Dès l’année dernière, quand on a fait la Fastnet, avec Yoann, et qu’on s’est tiré la bourre avec Charlie, on a tout de suite vu un énorme potentiel de Macif sur mer plate, dans les conditions de vent où il fallait décoller. On sentait que c’était un bateau hyper polyvalent, adapté aux phases de transition… Le bateau a été conçu pour passer premier au cap de Bonne-Espérance et être intouchable sur la remontée de l’Atlantique, tout ça en essayant de limiter les dégâts dans le Grand sud. Et donc, le cahier des charges, il est réussi. Ce qui était un peu inattendu, c’est la performance de Charlie dans les mers du Sud, qu’il a réussi à gommer en gérant cette grosse dépression aux Kerguelen.

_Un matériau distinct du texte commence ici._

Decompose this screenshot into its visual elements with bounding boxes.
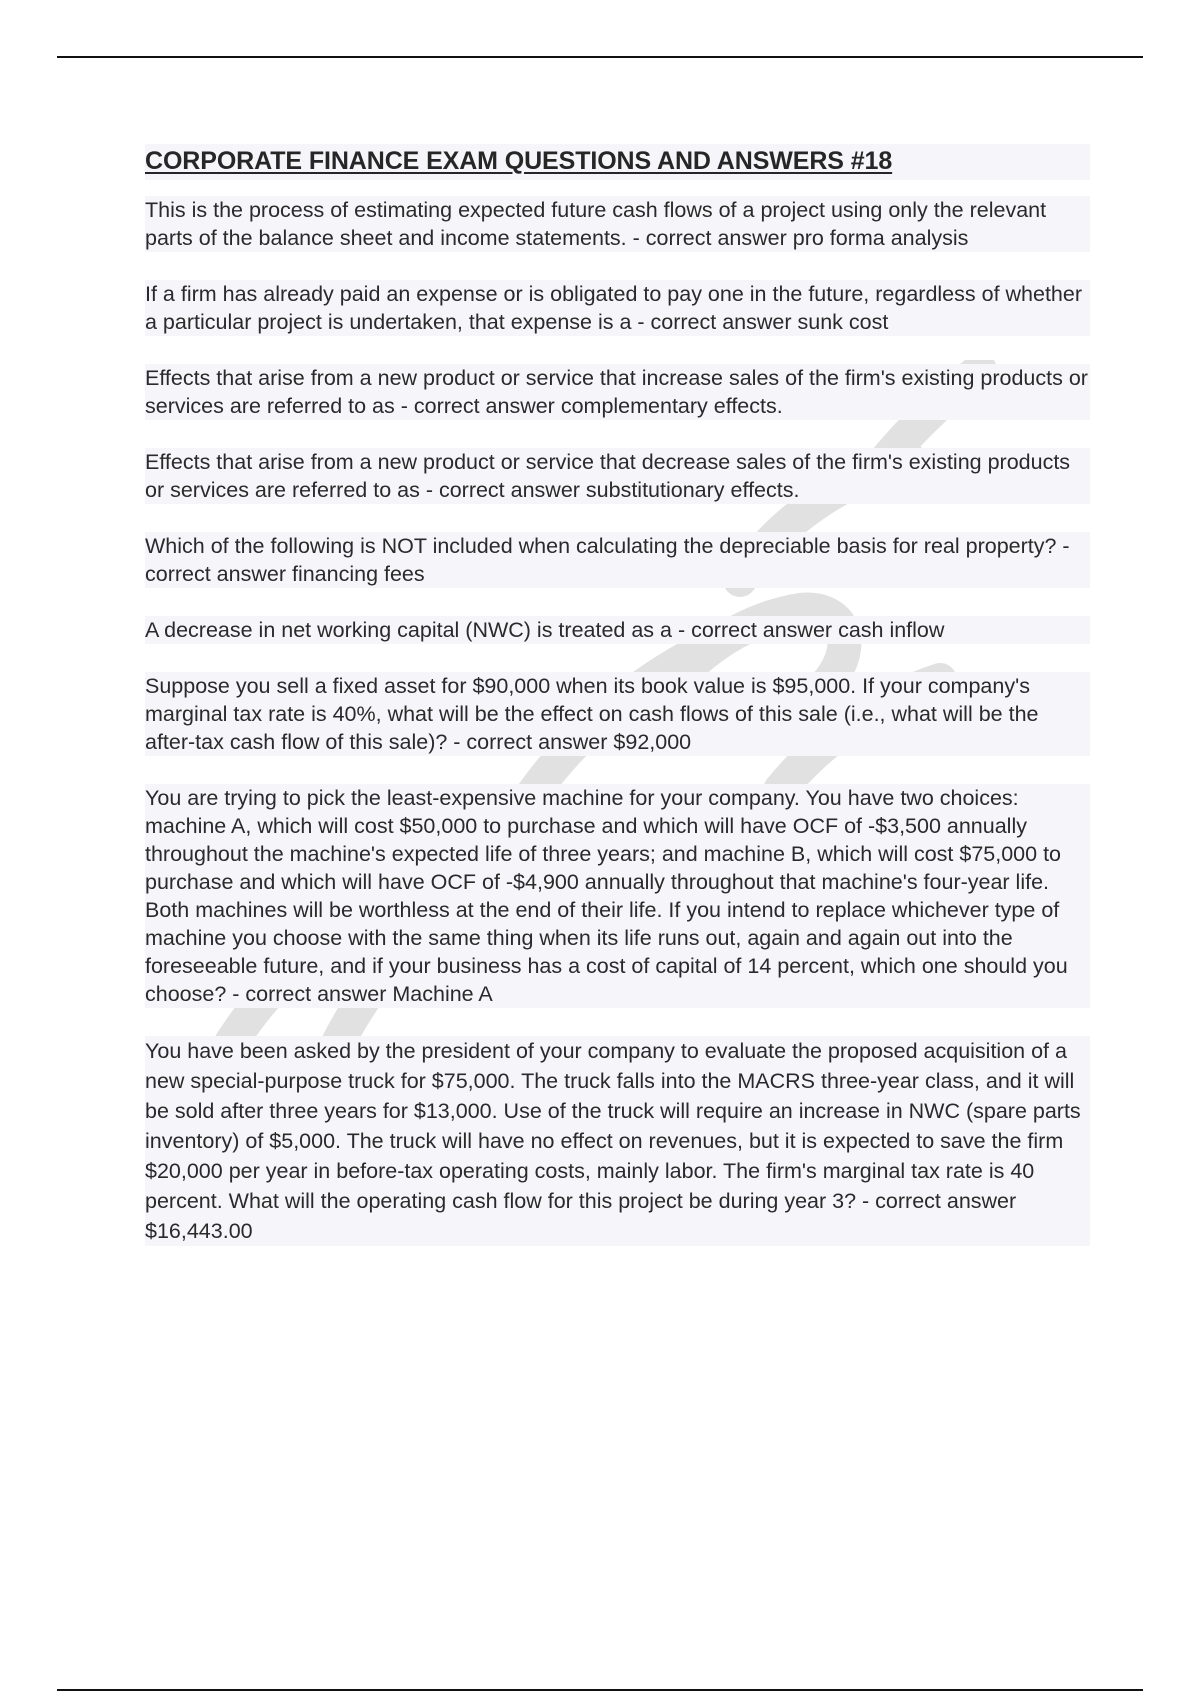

Et en prenant un sérieux matelas d’avance.
C’est un moment crucial de ce tour du monde ?
Jusqu’à présent, c’est là que ça s’est joué. Parce qu’il s’est offert un bon bol d’air, un matelas, tout ce qui permet de faire jeu égal avec Yohann dans le Sud, jusqu’au cap Horn. À trajectoire égale, peut-être qu’il aurait perdu du terrain à ce moment-là. Parce que là, on a bien vu que Yohann était extrêmement rapide au portant dans le vent
Leur course vous impressionne ?
Ce qui est génial surtout, c’est de voir que les marins et les concepts qu’ils ont imaginés, avec leurs équipes et leurs architectes respectifs, sont remplis à 100 % des deux côtés. Mais qu’on est face à deux monstres, deux marins exceptionnels. C’est sûr qu’ils éclaboussent cette édition de leur panache. Et tout ça est magnifié par une météo exceptionnellement favorable, à la Francis Joyon dans le Jules-Verne 2017. Les différences de trajectoires dans le Pacifique, avec leurs poursuivants, sont incroyables. Les autres tiraient des bords de portant tandis qu’eux, avant, étaient passés quasiment en ligne droite. Tout droit. Même le début de l’Atlantique.

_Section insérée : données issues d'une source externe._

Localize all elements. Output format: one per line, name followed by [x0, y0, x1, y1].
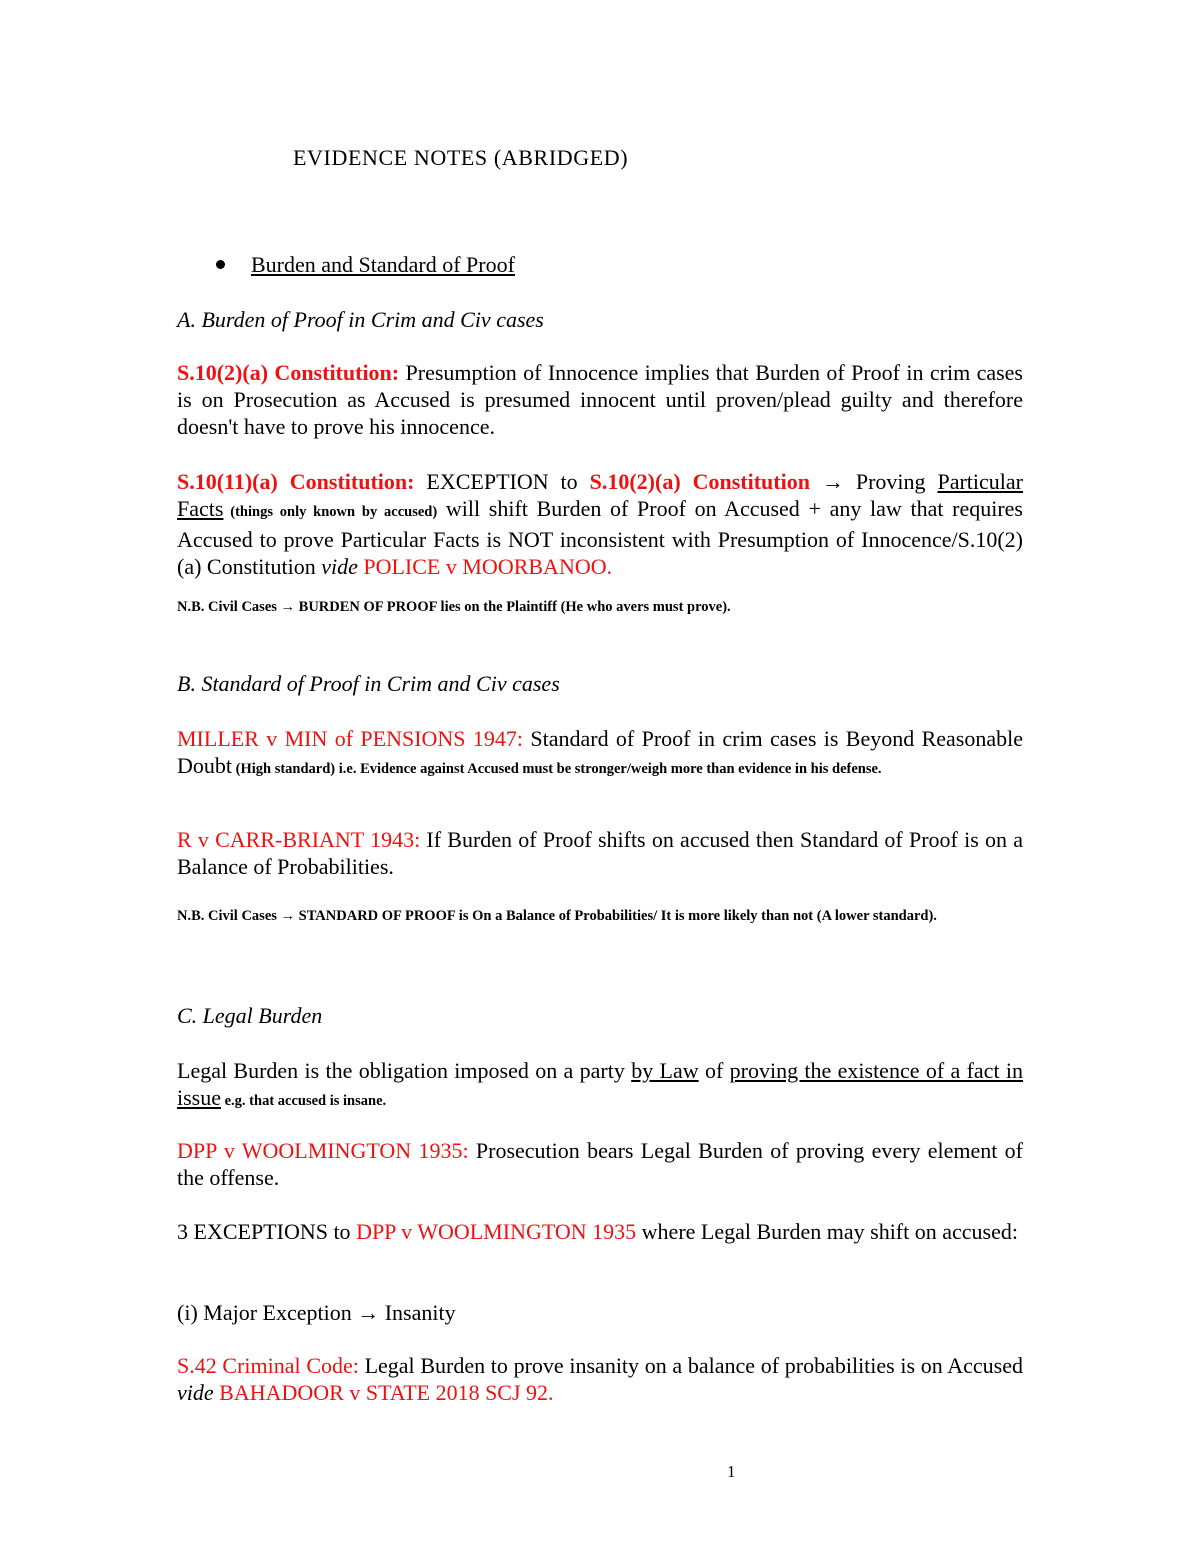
section-c-paragraph-1: Legal Burden is the obligation imposed on a party by Law of proving the existence of a fact in issue e.g. that accused is insane.: [177, 1058, 1024, 1110]
statute-ref: S.42 Criminal Code:: [177, 1353, 359, 1378]
statute-ref: S.10(11)(a) Constitution:: [177, 469, 415, 494]
section-c-paragraph-3: 3 EXCEPTIONS to DPP v WOOLMINGTON 1935 where Legal Burden may shift on accused:: [177, 1219, 1018, 1244]
bullet-label: Burden and Standard of Proof: [251, 252, 515, 277]
section-a-paragraph-2: S.10(11)(a) Constitution: EXCEPTION to S.10(2)(a) Constitution → Proving Particular Facts (things only known by accused) will shift Burden of Proof on Accused + any law that requires Accused to prove Particular Facts is NOT inconsistent with Presumption of Innocence/S.10(2)(a) Constitution vide POLICE v MOORBANOO.: [177, 469, 1023, 579]
section-b-heading: B. Standard of Proof in Crim and Civ cases: [177, 671, 560, 696]
section-b-paragraph-1: MILLER v MIN of PENSIONS 1947: Standard of Proof in crim cases is Beyond Reasonable Doubt (High standard) i.e. Evidence against Accused must be stronger/weigh more than evidence in his defense.: [177, 726, 1024, 778]
section-c-paragraph-2: DPP v WOOLMINGTON 1935: Prosecution bears Legal Burden of proving every element of the offense.: [177, 1138, 1023, 1190]
section-a-paragraph-1: S.10(2)(a) Constitution: Presumption of Innocence implies that Burden of Proof in crim cases is on Prosecution as Accused is presumed innocent until proven/plead guilty and therefore doesn't have to prove his innocence.: [177, 360, 1023, 439]
section-b-paragraph-2: R v CARR-BRIANT 1943: If Burden of Proof shifts on accused then Standard of Proof is on a Balance of Probabilities.: [177, 827, 1023, 879]
case-ref: MILLER v MIN of PENSIONS 1947:: [177, 726, 524, 751]
section-c-paragraph-4: (i) Major Exception → Insanity: [177, 1300, 456, 1325]
section-a-note: N.B. Civil Cases → BURDEN OF PROOF lies on the Plaintiff (He who avers must prove).: [177, 599, 731, 615]
statute-ref: S.10(2)(a) Constitution: [589, 469, 810, 494]
case-ref: R v CARR-BRIANT 1943:: [177, 827, 421, 852]
case-ref: DPP v WOOLMINGTON 1935:: [177, 1138, 469, 1163]
section-c-paragraph-5: S.42 Criminal Code: Legal Burden to prove insanity on a balance of probabilities is on Accused vide BAHADOOR v STATE 2018 SCJ 92.: [177, 1353, 1024, 1405]
section-c-heading: C. Legal Burden: [177, 1003, 323, 1028]
section-b-note: N.B. Civil Cases → STANDARD OF PROOF is On a Balance of Probabilities/ It is more likely than not (A lower standard).: [177, 908, 937, 924]
page-number: 1: [727, 1462, 736, 1481]
section-a-heading: A. Burden of Proof in Crim and Civ cases: [177, 307, 544, 332]
case-ref: DPP v WOOLMINGTON 1935: [356, 1219, 637, 1244]
bullet-icon: [216, 260, 225, 269]
document-title: EVIDENCE NOTES (ABRIDGED): [293, 145, 629, 170]
case-ref: BAHADOOR v STATE 2018 SCJ 92.: [213, 1380, 554, 1405]
statute-ref: S.10(2)(a) Constitution:: [177, 360, 400, 385]
case-ref: POLICE v MOORBANOO.: [357, 554, 613, 579]
bullet-item: [216, 251, 515, 278]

Et ils continuent d’avoir des conditions favorables ?
J’ai regardé les routages. Les deux premiers vont jusqu’en Bretagne en tribord amure, sans un virement, ni empannage ! Quasiment sans phase de transition. Ils vont au reaching portant jusqu’à quasiment l’île de Sein. Et après, ils font un bord Sein - Les Sables au près. Dans 10 nœuds de vent. C’est hallucinant. Quand tu penses qu’ils avaient presque deux jours de retard sur Armel Le Cléac’h à l’équateur, en descendant l’Atlantique Et là, ils vont arriver avec plus de huit jours d’avance. Ça fait quasiment dix jours de repris depuis !

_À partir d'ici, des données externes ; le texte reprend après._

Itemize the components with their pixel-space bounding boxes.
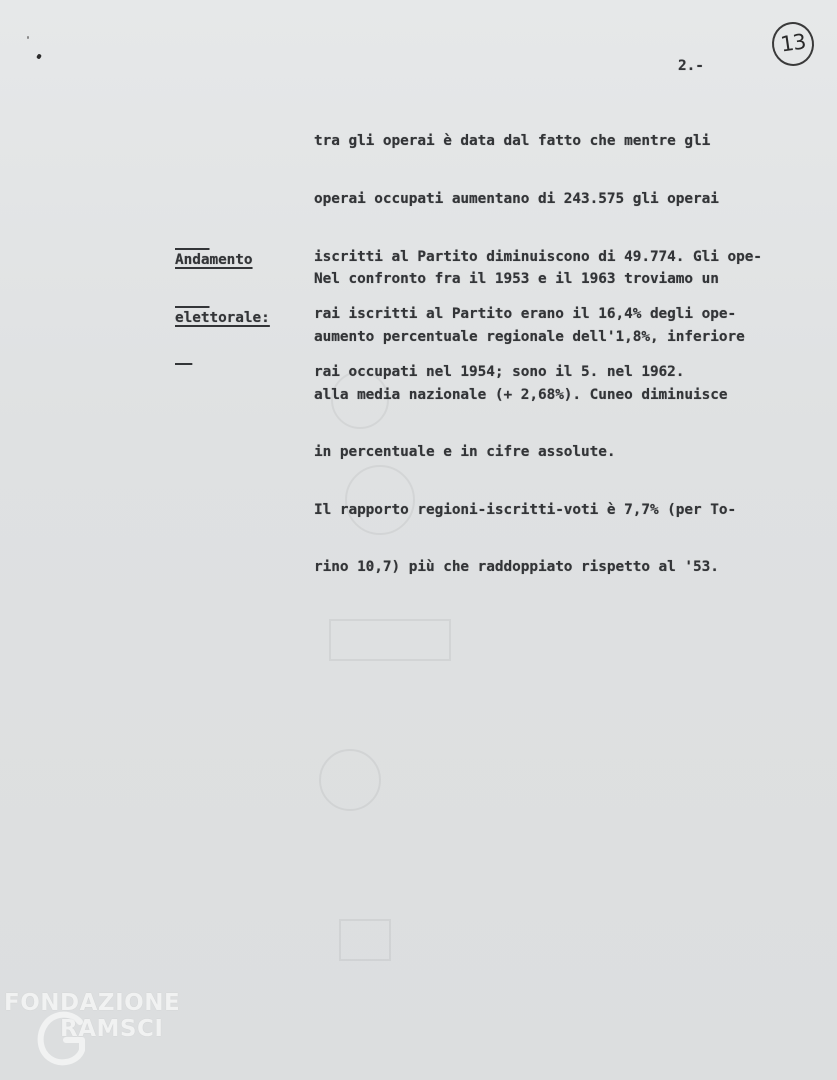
text-line: Il rapporto regioni-iscritti-voti è 7,7% (per To- [314, 501, 737, 518]
paper-speck [36, 53, 42, 59]
side-heading [175, 213, 270, 367]
side-heading-line: Andamento [175, 252, 253, 269]
text-line: iscritti al Partito diminuiscono di 49.774. Gli ope- [314, 248, 762, 265]
archive-stamp-number [769, 19, 817, 68]
show-through-bleed [270, 360, 570, 980]
text-line: rai iscritti al Partito erano il 16,4% degli ope- [314, 306, 737, 323]
paper-speck [27, 36, 29, 39]
page-number: 2.- [678, 58, 704, 74]
watermark-line1: FONDAZIONE [4, 990, 181, 1016]
text-line: rai occupati nel 1954; sono il 5. nel 1962. [314, 363, 685, 380]
text-line: aumento percentuale regionale dell'1,8%, inferiore [314, 329, 745, 346]
text-line: in percentuale e in cifre assolute. [314, 444, 616, 461]
text-line: operai occupati aumentano di 243.575 gli operai [314, 191, 719, 208]
text-line: alla media nazionale (+ 2,68%). Cuneo diminuisce [314, 386, 728, 403]
text-line: Nel confronto fra il 1953 e il 1963 troviamo un [314, 271, 719, 288]
side-heading-line: elettorale: [175, 310, 270, 327]
watermark-line2: RAMSCI [60, 1016, 164, 1042]
text-line: rino 10,7) più che raddoppiato rispetto al '53. [314, 559, 719, 576]
text-line: tra gli operai è data dal fatto che mentre gli [314, 133, 711, 150]
archive-stamp-number-text: 13 [778, 29, 807, 57]
fondazione-gramsci-watermark [4, 990, 204, 1070]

L’arrivée peut-elle être serrée ?
Charlie continue à avancer. Il faut reconnaître que plus ça va, plus ça sent bon pour lui. En tout cas, jusqu’à ce qu’ils touchent le vent portant en approche des Açores, il n’y a pas photo… Tant qu’ils sont dans les vents d’une gamme de moins de 18 nœuds, surtout au près, Charlie va prendre une grosse avance. Après, au portant, Yoann peut réduire l’écart. J’ai des routages qui donnent 50 à 70 milles d’écart à la sortie des Açores, et 5 heures d’écart à l’arrivée. Je finis par prier, pour que les deux, ou même les trois, en tout cas, qu’il y ait personne qui démâte, qu’il y ait personne qui perde tout là. Là, tu rentres dans une phase du Vendée, après 60 jours de course et si près de l’arrivée, où tu pries pour que tout ne s’arrête pas en fraction de seconde.
Charlie Dalin peut-il être perturbé par la pression que lui met Yoann Richomme ?
Charlie… je suis partagé. À la fois, il a souvent fait le second. J’en sais quelque chose. En solitaire, sur les grands rendez-vous, ceux qui comptent, il a parfois craqué. Mais, en même temps, je me dis que cette fois c’est différent. Il est quand même animé d’une sacrée motivation. On le voit depuis le début. La deuxième place, d’il y a 4 ans, il y pense tous les jours depuis quatre ans… Je ne vois pas bien comment il pourrait craquer, mais il y a toujours cette petite épée de Damoclès au-dessus de sa tête où il a toujours manqué de réussite ou manqué de précision dans le dernier geste. Je ne lui souhaite pas, bien sûr, c’est juste un constat.
Pour qui penche votre cœur ?
Je serais attaché à gagner aux côtés de Yoann, c’est certain. Ce ne serait pas ma victoire, mais je me sens un peu faire partie de l’équipe depuis ces derniers mois. Mais, je serais aussi très content pour Charlie.